This document records intentional, irreversible decisions.
Decision Use Rust for simulation correctness and TypeScript for orchestration.
Rationale
- Rust enforces FSM completeness and invariants
- TypeScript enables fast iteration and UX
Consequence Two-language system with explicit boundary.
Decision CLI is the primary interface; UI is read-only.
Rationale
- Determinism
- CI compatibility
- Reproducibility
Consequence No UI-driven behavior allowed.
Decision Use explicit ticks, not wall-clock time.
Rationale
- Replayability
- Debuggability
- Control over causality
Consequence Real-time realism is sacrificed.
Decision Implement OCPP 2.1 strictly.
Rationale
- Modern CPMS behavior
- Unified TransactionEvent model
- Cleaner ChargingProfile semantics
Consequence No legacy protocol support.
Decision All run outputs are immutable.
Rationale
- Trust
- Auditability
- Long-term comparison
Consequence Storage grows; pruning must be explicit.
Decision Do not simulate EV internals or grid physics.
Rationale
- Protocol bugs dominate CPMS failures
- Physics adds noise, not signal
Consequence
Power behavior is abstract but consistent. No physics-agent.
Decision Document what GridHammer will not do.
Rationale
- Prevent scope creep
- Maintain clarity
Consequence Some feature requests are rejected by design.
Decision GridHammer expressly forbids implementation of CPMS business logic (pricing, billing, invoicing, user ledgers, roaming settlement).
Rationale
- GridHammer is a test tool, not a CPMS.
- Implementing CPMS logic creates circular dependencies (testing our logic vs target logic).
- Focus must remain on protocol stress.
Consequence
Agents like pricing-agent, billing-agent, invoicing-agent, ledger-agent, user-agent, and settlement-agent are permanently out of scope.
Decision GridHammer will not implement OCPI, OCHP, OICP, or any roaming settlement protocols.
Rationale
- GridHammer simulates a single Charging Station (or set of EVSEs) connecting to a single CSMS.
- Roaming complexity belongs in the CSMS or a dedicated roaming simulator.
Consequence
No ocpi-agent or roaming-agent.
Decision The Gateway layer must be a dumb pipe. No message buffering (beyond TCP/WebSocket framing), no retry smoothing, no connection holding.
Rationale
- "Smart" gateways hide network/CSMS failures.

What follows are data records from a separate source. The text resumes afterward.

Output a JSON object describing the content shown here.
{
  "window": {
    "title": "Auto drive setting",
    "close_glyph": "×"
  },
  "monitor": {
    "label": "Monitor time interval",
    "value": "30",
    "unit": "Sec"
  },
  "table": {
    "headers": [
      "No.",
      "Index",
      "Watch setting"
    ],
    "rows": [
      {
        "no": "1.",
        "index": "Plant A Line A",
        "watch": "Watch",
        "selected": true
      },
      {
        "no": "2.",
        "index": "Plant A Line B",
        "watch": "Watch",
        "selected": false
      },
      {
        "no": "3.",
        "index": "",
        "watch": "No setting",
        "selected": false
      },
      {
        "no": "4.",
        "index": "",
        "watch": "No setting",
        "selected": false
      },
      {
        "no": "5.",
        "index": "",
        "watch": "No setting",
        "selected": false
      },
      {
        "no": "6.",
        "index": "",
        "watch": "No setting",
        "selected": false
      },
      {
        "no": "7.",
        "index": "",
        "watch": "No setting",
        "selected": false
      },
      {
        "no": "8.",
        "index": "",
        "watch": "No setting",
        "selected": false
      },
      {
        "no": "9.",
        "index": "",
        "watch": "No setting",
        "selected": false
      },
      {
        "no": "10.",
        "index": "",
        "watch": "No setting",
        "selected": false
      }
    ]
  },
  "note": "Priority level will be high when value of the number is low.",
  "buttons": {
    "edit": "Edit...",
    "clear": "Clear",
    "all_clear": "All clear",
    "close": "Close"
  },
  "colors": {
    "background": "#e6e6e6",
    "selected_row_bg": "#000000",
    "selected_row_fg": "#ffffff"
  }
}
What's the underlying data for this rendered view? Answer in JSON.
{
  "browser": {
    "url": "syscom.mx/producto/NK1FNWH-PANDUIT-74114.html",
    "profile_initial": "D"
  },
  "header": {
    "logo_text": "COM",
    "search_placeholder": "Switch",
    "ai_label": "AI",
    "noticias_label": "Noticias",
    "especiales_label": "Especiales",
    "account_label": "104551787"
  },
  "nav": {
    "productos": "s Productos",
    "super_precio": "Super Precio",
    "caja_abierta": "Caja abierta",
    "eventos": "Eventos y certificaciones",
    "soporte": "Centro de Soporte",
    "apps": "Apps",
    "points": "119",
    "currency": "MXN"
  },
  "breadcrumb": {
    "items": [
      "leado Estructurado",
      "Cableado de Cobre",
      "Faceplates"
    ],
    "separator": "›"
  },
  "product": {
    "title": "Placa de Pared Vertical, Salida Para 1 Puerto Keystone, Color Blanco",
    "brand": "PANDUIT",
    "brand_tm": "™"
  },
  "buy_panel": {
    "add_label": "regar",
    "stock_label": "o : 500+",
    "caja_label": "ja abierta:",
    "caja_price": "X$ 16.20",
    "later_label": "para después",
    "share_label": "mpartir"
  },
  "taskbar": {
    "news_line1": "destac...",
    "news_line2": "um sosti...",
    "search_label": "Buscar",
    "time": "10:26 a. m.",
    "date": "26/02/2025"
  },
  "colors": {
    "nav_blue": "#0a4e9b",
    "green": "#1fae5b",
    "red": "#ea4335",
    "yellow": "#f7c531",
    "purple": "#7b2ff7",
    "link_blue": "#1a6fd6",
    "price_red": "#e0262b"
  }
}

- We want to expose failures, not mask them.
Consequence
Network errors propagate immediately to the core FSM. No smart-gateway-agent.
Decision
ChargingProfile execution must be pure, synchronous, and deterministic. It resolves TxProfile, TxDefaultProfile, and ChargingStationMaxProfile into a single EnforcedLimit with an explicit EnforcementReason.
Rationale
- Zero Ambiguity: The CSMS must know exactly why a limit was applied (Profile vs. Station vs. Internal).
- Zero-Power Semantics: A limit of 0.0 must explicitly trigger
SuspendedEVSEorSuspendedEVstate. - Tie-breaking: Overlapping profiles are resolved by
stackLevel>id(or specific OCPP 2.1 rules), with no "undefined behavior".
Consequence
The Executor is a pure function. Evse logic depends on this output for all power limits. No "soft" limits or heuristics allowed.
Decision GridHammer will not simulate low-level ISO-15118 Power Line Communication (PLC) timing, signal modulation, or SLAC.
Rationale
- Focus on Application Layer: GridHammer targets OCPP 2.1 application layer logic and state transitions.
- Complexity: PLC simulation requires specialized PHY-layer modeling that distracts from protocol stress testing.
- Abstraction: We assume the EV-EVSE communication link is functional if the session exists.
Consequence
No plc-agent or low-level signal processing. Authentication and authorization happen at the OCPP level.
Decisions here change only if:
- They block correctness
- They block determinism
- They prevent real-world bug discovery
Preference is always to tighten, not loosen.